Inverted Index
The inverted index maps terms to document IDs for full-text search. It uses an LSM architecture with posting compression and Block-Max WAND scoring.
Creating a Search Index
CREATE SEARCH INDEX ON articles FIELDS title, body ANALYZER 'english' FUZZY true;
Architecture
Memtable — Writes accumulate in-memory (HashMap<String, Vec<CompactPosting>>). When the memtable exceeds the threshold (32M posting entries or 100K unique terms), it flushes to an immutable segment.
Segments — Compressed on-disk segments with delta-encoded, bitpacked posting lists. Level-based compaction (8 levels, 8 segments per level).

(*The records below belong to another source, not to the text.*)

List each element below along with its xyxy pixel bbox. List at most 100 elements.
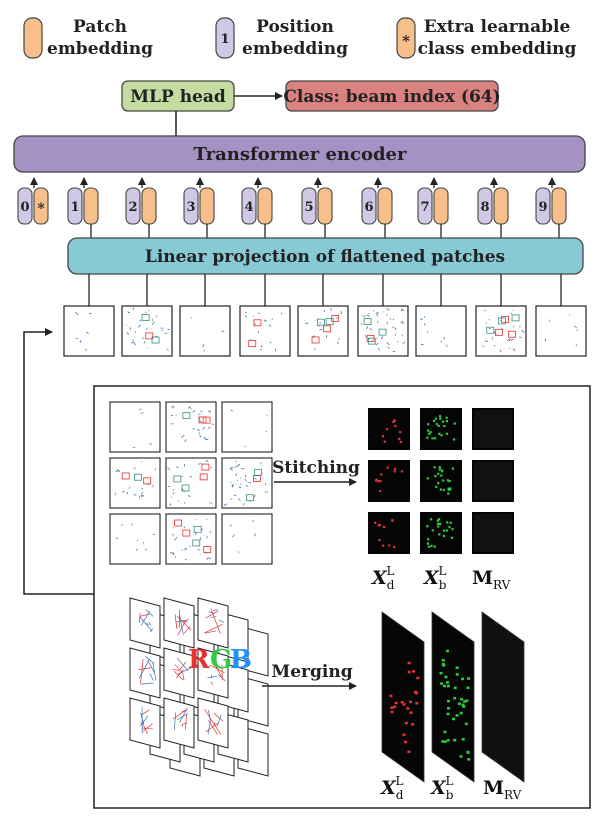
- map-pixel: [453, 422, 456, 425]
- token-pair-1: 1: [67, 177, 99, 238]
- stack-scatter: [210, 608, 221, 634]
- scatter-mark: [170, 496, 173, 499]
- map-pixel: [377, 480, 380, 483]
- scatter-mark: [221, 330, 225, 332]
- token-pair-6: 6: [361, 177, 393, 238]
- bbox-mark: [248, 340, 257, 347]
- scatter-mark: [242, 503, 246, 506]
- xd-label-top: XdL: [371, 564, 395, 592]
- scatter-mark: [253, 533, 256, 537]
- patch-embedding-token: [433, 187, 449, 225]
- position-token-label: 6: [364, 200, 373, 215]
- scatter-mark: [145, 327, 149, 331]
- scatter-mark: [199, 420, 202, 423]
- scatter-mark: [377, 347, 380, 351]
- patch-row: [63, 274, 587, 357]
- position-embedding-token: [361, 187, 377, 225]
- scatter-mark: [79, 340, 82, 343]
- map-pixel: [441, 479, 445, 482]
- scatter-mark: [499, 349, 502, 353]
- feedback-arrow: [23, 328, 94, 595]
- scatter-mark: [197, 413, 202, 416]
- scatter-mark: [420, 318, 423, 320]
- grid-patch-7: [109, 513, 161, 565]
- map-pixel: [439, 417, 442, 420]
- scatter-mark: [235, 473, 238, 477]
- stack-sheet: [129, 647, 161, 699]
- position-embedding-token: [477, 187, 493, 225]
- scatter-mark: [259, 348, 262, 351]
- scatter-mark: [400, 308, 405, 311]
- scatter-mark: [172, 491, 175, 495]
- stack-scatter: [176, 657, 189, 672]
- scatter-mark: [401, 322, 405, 325]
- slab-pixel: [443, 740, 447, 744]
- scatter-mark: [203, 349, 205, 352]
- scatter-mark: [264, 319, 266, 323]
- bbox-mark: [202, 416, 211, 424]
- patch-embedding-token: [551, 187, 567, 225]
- map-pixel: [442, 420, 445, 423]
- map-pixel: [392, 420, 395, 424]
- slab-pixel: [465, 699, 469, 702]
- stack-scatter: [140, 659, 144, 684]
- scatter-mark: [202, 344, 205, 348]
- mrv-label-top: MRV: [472, 567, 511, 592]
- scatter-mark: [183, 502, 186, 504]
- scatter-mark: [126, 491, 128, 495]
- scatter-mark: [114, 492, 117, 496]
- scatter-mark: [205, 459, 209, 463]
- scatter-mark: [132, 339, 134, 341]
- patch-frame: [297, 305, 349, 357]
- scatter-mark: [237, 497, 241, 502]
- scatter-mark: [231, 484, 234, 488]
- scatter-mark: [510, 312, 513, 315]
- bbox-mark: [198, 416, 207, 424]
- stack-scatter: [185, 714, 187, 730]
- position-token-label: 3: [186, 200, 195, 215]
- map-pixel: [431, 529, 434, 532]
- slab-pixel: [441, 662, 445, 666]
- map-pixel: [435, 485, 438, 488]
- slab-face: [381, 611, 425, 783]
- scatter-mark: [142, 337, 145, 340]
- merging-label: Merging: [271, 662, 352, 682]
- position-token-label: 5: [304, 200, 313, 215]
- stack-sheet: [129, 697, 161, 749]
- stack-scatter: [173, 709, 188, 720]
- bbox-mark: [363, 318, 372, 325]
- patch-embedding-token: [317, 187, 333, 225]
- scatter-mark: [202, 426, 206, 430]
- position-token-label: 8: [480, 200, 489, 215]
- slab-pixel: [441, 740, 445, 743]
- map-pixel: [448, 526, 451, 529]
- patch-tile-3: [179, 274, 231, 357]
- map-background: [368, 512, 410, 554]
- bbox-mark: [181, 484, 190, 492]
- stack-scatter: [139, 613, 141, 623]
- stack-scatter: [175, 669, 184, 679]
- legend-extra-swatch: [396, 17, 416, 59]
- map-pixel: [450, 536, 454, 539]
- scatter-mark: [198, 432, 201, 435]
- scatter-mark: [129, 327, 131, 331]
- scatter-mark: [172, 527, 175, 529]
- scatter-mark: [244, 478, 248, 482]
- map-pixel: [378, 539, 381, 542]
- class-token-symbol: *: [37, 201, 45, 217]
- scatter-mark: [271, 318, 274, 321]
- map-pixel: [388, 544, 391, 547]
- stack-scatter: [204, 630, 216, 634]
- transformer-encoder-box: [13, 135, 586, 173]
- patch-tile-6: [357, 274, 409, 357]
- map-pixel: [380, 473, 383, 476]
- scatter-mark: [484, 340, 488, 343]
- scatter-mark: [200, 410, 203, 413]
- token-pair-2: 2: [125, 177, 157, 238]
- map-pixel: [379, 489, 382, 493]
- stitching-label: Stitching: [272, 458, 360, 478]
- grid-patch-frame: [165, 457, 217, 509]
- stack-scatter: [138, 659, 150, 679]
- slab-pixel: [404, 740, 408, 744]
- scatter-mark: [89, 312, 92, 315]
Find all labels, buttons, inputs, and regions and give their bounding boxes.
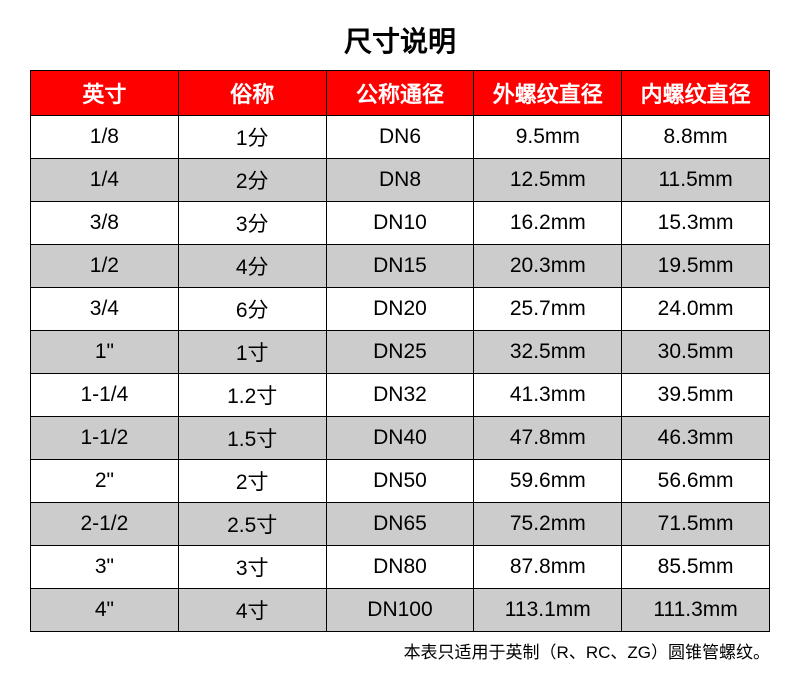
cell: 2" [31, 460, 179, 503]
cell: 1/8 [31, 116, 179, 159]
cell: 4" [31, 589, 179, 632]
cell: 1-1/2 [31, 417, 179, 460]
cell: DN25 [326, 331, 474, 374]
cell: 25.7mm [474, 288, 622, 331]
table-row: 1/8 1分 DN6 9.5mm 8.8mm [31, 116, 770, 159]
cell: 71.5mm [622, 503, 770, 546]
col-header-dn: 公称通径 [326, 71, 474, 116]
cell: 11.5mm [622, 159, 770, 202]
cell: 1-1/4 [31, 374, 179, 417]
cell: DN40 [326, 417, 474, 460]
table-row: 1/4 2分 DN8 12.5mm 11.5mm [31, 159, 770, 202]
cell: 20.3mm [474, 245, 622, 288]
table-row: 2" 2寸 DN50 59.6mm 56.6mm [31, 460, 770, 503]
cell: 111.3mm [622, 589, 770, 632]
table-title: 尺寸说明 [30, 20, 770, 60]
cell: 1.2寸 [178, 374, 326, 417]
cell: 41.3mm [474, 374, 622, 417]
cell: 2寸 [178, 460, 326, 503]
table-row: 3" 3寸 DN80 87.8mm 85.5mm [31, 546, 770, 589]
cell: 1/2 [31, 245, 179, 288]
cell: 3" [31, 546, 179, 589]
cell: DN20 [326, 288, 474, 331]
col-header-external: 外螺纹直径 [474, 71, 622, 116]
cell: 19.5mm [622, 245, 770, 288]
cell: DN32 [326, 374, 474, 417]
table-footnote: 本表只适用于英制（R、RC、ZG）圆锥管螺纹。 [30, 638, 770, 663]
cell: 6分 [178, 288, 326, 331]
cell: 46.3mm [622, 417, 770, 460]
table-row: 3/4 6分 DN20 25.7mm 24.0mm [31, 288, 770, 331]
cell: 75.2mm [474, 503, 622, 546]
cell: 4寸 [178, 589, 326, 632]
cell: 39.5mm [622, 374, 770, 417]
cell: 16.2mm [474, 202, 622, 245]
cell: DN10 [326, 202, 474, 245]
cell: 15.3mm [622, 202, 770, 245]
cell: 2-1/2 [31, 503, 179, 546]
cell: 47.8mm [474, 417, 622, 460]
cell: DN6 [326, 116, 474, 159]
cell: 3分 [178, 202, 326, 245]
cell: DN80 [326, 546, 474, 589]
cell: 24.0mm [622, 288, 770, 331]
cell: 56.6mm [622, 460, 770, 503]
table-row: 1-1/4 1.2寸 DN32 41.3mm 39.5mm [31, 374, 770, 417]
cell: 113.1mm [474, 589, 622, 632]
table-row: 4" 4寸 DN100 113.1mm 111.3mm [31, 589, 770, 632]
cell: 1.5寸 [178, 417, 326, 460]
cell: DN65 [326, 503, 474, 546]
cell: 4分 [178, 245, 326, 288]
table-row: 1-1/2 1.5寸 DN40 47.8mm 46.3mm [31, 417, 770, 460]
cell: 1/4 [31, 159, 179, 202]
cell: DN100 [326, 589, 474, 632]
header-row: 英寸 俗称 公称通径 外螺纹直径 内螺纹直径 [31, 71, 770, 116]
cell: 59.6mm [474, 460, 622, 503]
table-row: 1" 1寸 DN25 32.5mm 30.5mm [31, 331, 770, 374]
col-header-nickname: 俗称 [178, 71, 326, 116]
col-header-inch: 英寸 [31, 71, 179, 116]
cell: DN15 [326, 245, 474, 288]
table-row: 2-1/2 2.5寸 DN65 75.2mm 71.5mm [31, 503, 770, 546]
cell: 12.5mm [474, 159, 622, 202]
cell: 3/8 [31, 202, 179, 245]
col-header-internal: 内螺纹直径 [622, 71, 770, 116]
cell: 1分 [178, 116, 326, 159]
cell: 2.5寸 [178, 503, 326, 546]
cell: 9.5mm [474, 116, 622, 159]
table-row: 1/2 4分 DN15 20.3mm 19.5mm [31, 245, 770, 288]
cell: 1寸 [178, 331, 326, 374]
cell: 1" [31, 331, 179, 374]
table-body: 1/8 1分 DN6 9.5mm 8.8mm 1/4 2分 DN8 12.5mm… [31, 116, 770, 632]
table-row: 3/8 3分 DN10 16.2mm 15.3mm [31, 202, 770, 245]
cell: 3寸 [178, 546, 326, 589]
cell: 85.5mm [622, 546, 770, 589]
cell: 8.8mm [622, 116, 770, 159]
cell: 2分 [178, 159, 326, 202]
cell: 32.5mm [474, 331, 622, 374]
cell: 3/4 [31, 288, 179, 331]
cell: 30.5mm [622, 331, 770, 374]
cell: DN8 [326, 159, 474, 202]
size-table: 英寸 俗称 公称通径 外螺纹直径 内螺纹直径 1/8 1分 DN6 9.5mm … [30, 70, 770, 632]
cell: 87.8mm [474, 546, 622, 589]
cell: DN50 [326, 460, 474, 503]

Query merge — Searches merge the active memtable with all persisted segments.
Posting Compression
- Delta encoding for sorted doc IDs
- Variable-width bitpacking (3-byte header:
[count: u16][bit_width: u8]) - SIMD-accelerated unpack (SSE2 on x86_64, NEON on AArch64)
- SmallFloat fieldnorms (1 byte per document, 4x space reduction)
Block-Max WAND
Posting lists are split into 128-document blocks with precomputed block_max_tf and block_min_fieldnorm. During scoring, blocks that can't beat the current top-k threshold are skipped entirely.